Cinquemila profughi giunti con il ponte aereo che si è concluso ieri e un numero indefinito di altri che arriveranno attraverso varie rotte, a cominciare da quella balcanica: per l’Italia è imminente l’attuazione di un piano che, dopo la prima accoglienza, sia in grado di garantire “percorsi di integrazione pieni e duraturi” ai cittadini afghani in fuga dal loro Paese.

Quello al quale pensa il Governo, secondo quanto si è appreso, è di inserire questi immigrati nel cosiddetto Sai, il Sistema di accoglienza e integrazione gestito dal Viminale.

Il problema è che i posti che i Comuni mettono a disposizione del Sai (comprese le strutture alberghiere) non sono attualmente sufficienti e sarà dunque necessario, molto probabilmente, varare un provvedimento urgente – forse un decreto legge – per ampliarli, con conseguente copertura finanziaria.

“Adesso inizia la fase 2”, ha detto il ministro degli Esteri Luigi Di Maio.

“In settimana – ha aggiunto – partirà il Piano italiano per il popolo afghano che ho illustrato nei giorni scorsi in Consiglio dei Ministri, con la prima riunione della cabina di regia interministeriale, così da coordinare le iniziative per l’accoglienza e la formazione di tanti bambini e ragazzi arrivati in Italia”.

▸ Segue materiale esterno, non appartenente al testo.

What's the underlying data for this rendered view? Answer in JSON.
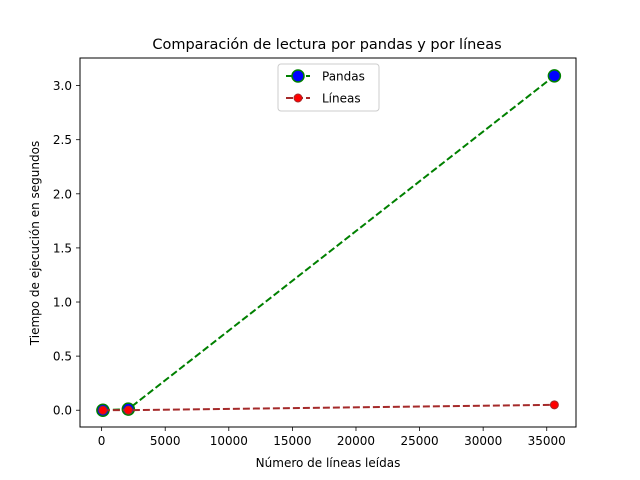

Un piano complesso, che coinvolgerà diversi dicasteri, ma la cui regia è affidata al Viminale – responsabile dell’assistenza dei migranti – e alle sue strutture territoriali, le Prefetture, che coordineranno l’iniziativa dei Comuni.

Finora, degli afghani sbarcati in Italia si è occupata prioritariamente la Difesa, insieme al Dipartimento della Protezione civile, alla Croce rossa e alle singole Regioni.

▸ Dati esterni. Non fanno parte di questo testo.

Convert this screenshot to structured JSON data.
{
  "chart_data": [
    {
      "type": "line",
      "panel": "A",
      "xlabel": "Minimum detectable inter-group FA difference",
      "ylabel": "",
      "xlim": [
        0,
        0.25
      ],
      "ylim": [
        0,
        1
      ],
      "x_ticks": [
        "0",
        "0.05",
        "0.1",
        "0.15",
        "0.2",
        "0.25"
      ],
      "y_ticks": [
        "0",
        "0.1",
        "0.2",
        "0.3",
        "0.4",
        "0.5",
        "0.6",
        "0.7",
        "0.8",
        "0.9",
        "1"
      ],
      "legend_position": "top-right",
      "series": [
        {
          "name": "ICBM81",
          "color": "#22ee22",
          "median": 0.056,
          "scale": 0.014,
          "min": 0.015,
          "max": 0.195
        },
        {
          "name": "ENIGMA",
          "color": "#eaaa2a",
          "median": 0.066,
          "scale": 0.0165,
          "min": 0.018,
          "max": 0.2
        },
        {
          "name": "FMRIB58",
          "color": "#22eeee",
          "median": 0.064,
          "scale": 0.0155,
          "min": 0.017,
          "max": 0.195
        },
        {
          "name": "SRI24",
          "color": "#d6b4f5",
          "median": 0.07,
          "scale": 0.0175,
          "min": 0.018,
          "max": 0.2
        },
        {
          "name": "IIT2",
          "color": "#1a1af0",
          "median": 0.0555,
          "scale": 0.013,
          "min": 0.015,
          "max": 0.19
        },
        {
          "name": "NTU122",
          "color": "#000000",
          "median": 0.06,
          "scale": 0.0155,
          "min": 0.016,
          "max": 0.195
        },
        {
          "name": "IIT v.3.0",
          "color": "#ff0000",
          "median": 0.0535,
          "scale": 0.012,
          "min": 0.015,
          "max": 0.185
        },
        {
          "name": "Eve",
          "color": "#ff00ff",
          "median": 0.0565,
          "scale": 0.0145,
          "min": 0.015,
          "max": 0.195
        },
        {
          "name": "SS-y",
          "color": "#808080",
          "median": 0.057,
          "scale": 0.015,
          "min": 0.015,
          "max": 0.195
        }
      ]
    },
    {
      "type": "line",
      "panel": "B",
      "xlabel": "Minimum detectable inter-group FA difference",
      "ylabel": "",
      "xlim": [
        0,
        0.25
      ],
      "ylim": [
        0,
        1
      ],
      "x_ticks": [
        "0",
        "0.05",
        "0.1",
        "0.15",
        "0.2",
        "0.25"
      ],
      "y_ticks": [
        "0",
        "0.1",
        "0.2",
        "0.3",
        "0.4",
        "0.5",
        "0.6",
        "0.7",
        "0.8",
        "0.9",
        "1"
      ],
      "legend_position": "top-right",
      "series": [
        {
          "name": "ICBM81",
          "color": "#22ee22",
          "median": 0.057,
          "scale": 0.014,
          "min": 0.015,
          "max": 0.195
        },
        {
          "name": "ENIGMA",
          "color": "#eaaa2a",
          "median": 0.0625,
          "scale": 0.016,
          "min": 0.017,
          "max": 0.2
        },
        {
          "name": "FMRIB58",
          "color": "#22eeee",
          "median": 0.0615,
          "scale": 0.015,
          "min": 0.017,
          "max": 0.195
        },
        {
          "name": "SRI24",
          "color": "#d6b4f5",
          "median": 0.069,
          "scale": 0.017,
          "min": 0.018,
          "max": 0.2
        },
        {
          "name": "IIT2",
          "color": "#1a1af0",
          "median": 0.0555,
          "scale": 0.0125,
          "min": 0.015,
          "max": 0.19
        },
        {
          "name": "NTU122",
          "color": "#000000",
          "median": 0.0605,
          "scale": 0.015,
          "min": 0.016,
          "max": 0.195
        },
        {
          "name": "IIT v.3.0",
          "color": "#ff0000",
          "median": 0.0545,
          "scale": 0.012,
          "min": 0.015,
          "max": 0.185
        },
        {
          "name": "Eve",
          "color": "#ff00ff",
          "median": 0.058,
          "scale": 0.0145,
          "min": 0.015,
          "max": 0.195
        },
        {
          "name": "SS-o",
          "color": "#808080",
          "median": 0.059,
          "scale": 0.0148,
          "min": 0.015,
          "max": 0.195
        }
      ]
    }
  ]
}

I profughi, dopo le prime procedure burocratiche e sanitarie, sono stati condotti nelle strutture individuate per la quarantena.

Molte quelle mobilitate: dal Centro sportivo olimpico dell’Esercito alla Cecchignola a diverse basi logistiche – a Camigliatello Silano, Roccaraso, Colle Isarco, per citarne alcune – fino al grande hub allestito all’Interporto di Avezzano, capace di ospitare fino a duemila persone.

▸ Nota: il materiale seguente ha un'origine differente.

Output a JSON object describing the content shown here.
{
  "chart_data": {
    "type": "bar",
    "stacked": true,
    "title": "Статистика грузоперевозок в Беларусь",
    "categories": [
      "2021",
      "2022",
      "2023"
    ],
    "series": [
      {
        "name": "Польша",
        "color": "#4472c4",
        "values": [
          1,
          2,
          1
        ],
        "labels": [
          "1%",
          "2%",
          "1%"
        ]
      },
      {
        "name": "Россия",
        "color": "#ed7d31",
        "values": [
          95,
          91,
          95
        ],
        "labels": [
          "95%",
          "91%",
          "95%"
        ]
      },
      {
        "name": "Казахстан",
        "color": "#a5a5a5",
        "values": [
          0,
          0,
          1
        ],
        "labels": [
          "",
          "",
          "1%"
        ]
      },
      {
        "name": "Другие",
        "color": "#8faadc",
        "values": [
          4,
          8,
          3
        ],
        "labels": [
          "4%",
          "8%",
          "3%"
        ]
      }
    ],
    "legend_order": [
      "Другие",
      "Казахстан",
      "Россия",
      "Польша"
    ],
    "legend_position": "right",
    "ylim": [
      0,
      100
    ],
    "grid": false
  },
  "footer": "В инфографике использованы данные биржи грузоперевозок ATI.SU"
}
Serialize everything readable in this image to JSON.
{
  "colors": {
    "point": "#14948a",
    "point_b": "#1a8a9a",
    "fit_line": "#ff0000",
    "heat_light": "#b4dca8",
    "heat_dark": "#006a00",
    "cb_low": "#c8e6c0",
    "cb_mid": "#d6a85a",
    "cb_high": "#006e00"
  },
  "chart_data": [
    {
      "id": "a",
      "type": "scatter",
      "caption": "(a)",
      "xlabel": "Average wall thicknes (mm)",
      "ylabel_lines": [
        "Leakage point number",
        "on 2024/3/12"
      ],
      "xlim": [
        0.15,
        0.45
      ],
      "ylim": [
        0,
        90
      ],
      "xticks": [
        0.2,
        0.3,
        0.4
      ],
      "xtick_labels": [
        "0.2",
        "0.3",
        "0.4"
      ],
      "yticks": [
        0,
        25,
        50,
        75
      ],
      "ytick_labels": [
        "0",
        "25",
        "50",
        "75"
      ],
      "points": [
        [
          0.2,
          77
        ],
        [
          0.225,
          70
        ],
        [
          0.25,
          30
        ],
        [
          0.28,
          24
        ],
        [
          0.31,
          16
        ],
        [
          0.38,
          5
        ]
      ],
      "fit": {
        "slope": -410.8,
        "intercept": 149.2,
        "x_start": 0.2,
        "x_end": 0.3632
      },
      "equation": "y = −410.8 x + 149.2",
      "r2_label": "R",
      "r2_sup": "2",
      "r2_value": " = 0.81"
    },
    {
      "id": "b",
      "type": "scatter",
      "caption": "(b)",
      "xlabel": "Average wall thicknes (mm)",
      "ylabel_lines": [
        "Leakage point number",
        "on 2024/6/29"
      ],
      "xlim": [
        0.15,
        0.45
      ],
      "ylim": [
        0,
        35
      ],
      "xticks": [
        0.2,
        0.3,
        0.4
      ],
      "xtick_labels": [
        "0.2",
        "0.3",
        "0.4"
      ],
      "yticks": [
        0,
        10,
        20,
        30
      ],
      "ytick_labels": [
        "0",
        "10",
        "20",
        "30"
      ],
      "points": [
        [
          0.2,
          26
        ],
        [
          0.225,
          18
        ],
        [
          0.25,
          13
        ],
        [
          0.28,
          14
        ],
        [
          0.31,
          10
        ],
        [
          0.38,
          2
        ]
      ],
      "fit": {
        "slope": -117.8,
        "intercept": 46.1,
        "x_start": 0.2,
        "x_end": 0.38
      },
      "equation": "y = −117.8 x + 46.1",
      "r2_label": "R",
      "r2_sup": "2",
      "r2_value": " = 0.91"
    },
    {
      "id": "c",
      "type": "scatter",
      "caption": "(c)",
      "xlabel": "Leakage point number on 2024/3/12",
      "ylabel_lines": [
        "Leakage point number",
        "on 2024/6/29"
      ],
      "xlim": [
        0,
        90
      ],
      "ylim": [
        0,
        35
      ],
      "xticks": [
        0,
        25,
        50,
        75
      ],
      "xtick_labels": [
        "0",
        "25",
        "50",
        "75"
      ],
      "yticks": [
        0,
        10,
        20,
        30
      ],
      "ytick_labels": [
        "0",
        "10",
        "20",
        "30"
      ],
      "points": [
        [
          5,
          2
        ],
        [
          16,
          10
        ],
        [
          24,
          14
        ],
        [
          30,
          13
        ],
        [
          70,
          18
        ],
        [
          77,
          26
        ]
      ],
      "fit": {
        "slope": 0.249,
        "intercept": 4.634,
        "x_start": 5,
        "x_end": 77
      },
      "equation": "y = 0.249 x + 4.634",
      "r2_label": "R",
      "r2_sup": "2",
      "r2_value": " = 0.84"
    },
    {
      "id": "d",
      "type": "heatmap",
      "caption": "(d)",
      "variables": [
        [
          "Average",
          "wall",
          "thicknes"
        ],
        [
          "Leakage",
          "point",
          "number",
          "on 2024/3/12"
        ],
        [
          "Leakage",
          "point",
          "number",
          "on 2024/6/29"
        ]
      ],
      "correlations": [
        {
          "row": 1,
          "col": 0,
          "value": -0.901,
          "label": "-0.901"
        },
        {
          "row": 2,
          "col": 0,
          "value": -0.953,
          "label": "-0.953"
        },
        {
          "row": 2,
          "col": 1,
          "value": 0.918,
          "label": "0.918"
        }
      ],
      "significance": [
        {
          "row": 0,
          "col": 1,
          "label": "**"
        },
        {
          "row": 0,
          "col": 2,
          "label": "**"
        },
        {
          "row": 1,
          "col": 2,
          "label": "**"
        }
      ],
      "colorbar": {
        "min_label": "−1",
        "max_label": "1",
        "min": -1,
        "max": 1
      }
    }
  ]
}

Diverse altre strutture sono state rese disponibili dalle Regioni. Terminata la quarantena – ma per diverse centinaia di profughi è anche cominciata la campagna vaccinale – la Difesa passerà la palla al Ministero dell’Interno, che si occuperà della redistribuzione degli afghani sul territorio nazionale. Tenendo conto di alcuni fattori importanti, che impongono un approccio diverso rispetto ai migranti che sbarcano, ad esempio, a Lampedusa. E cioè che gli afgani sono soprattutto nuclei familiari, con donne e bambini, che chiaramente non possono essere separati e che per loro si immagina una permanenza di lungo o lunghissimo periodo, e questo richiede procedure di integrazione conseguenti, finalizzate ad un effettivo e duraturo inserimento di questi soggetti nella società italiana.

Da questo punto di vista non viene ritenuta adeguata la rete dei Centri di prima accoglienza, mentre la strada che il Governo intende perseguire è appunto quella del Sai, il Sistema di accoglienza e integrazione, i cui posti disponibili sono però oggi quasi al completo.

L’Anci ha scritto nei giorni scorsi al ministro Lamorgese per offrire la disponibilità dei Comuni (sono oltre 1.800 quelli che aderiscono alla rete Sai) e il Governo nei prossimi giorni dovrà presumibilmente varare un provvedimento per finanziare la messa a disposizione di ulteriori strutture. Le quali sono già state in buona parte individuate: Comuni e Prefetture ne stanno già parlando.

“Ancora una volta i sindaci e i territori confermano di accettare e saper gestire questa ennesima sfida in nome dell’accoglienza, dell’integrazione e della solidarietà. Il nostro obiettivo è quello di dare una nuova casa a chi ha dovuto lasciare la propria, regalando un futuro a ogni sorriso dei bimbi che si avviano alla loro nuova vita”, ha detto il sindaco di Teramo e presidente di Anci Abruzzo, Gianguido D’Alberto, in visita all’hub di Avezzano.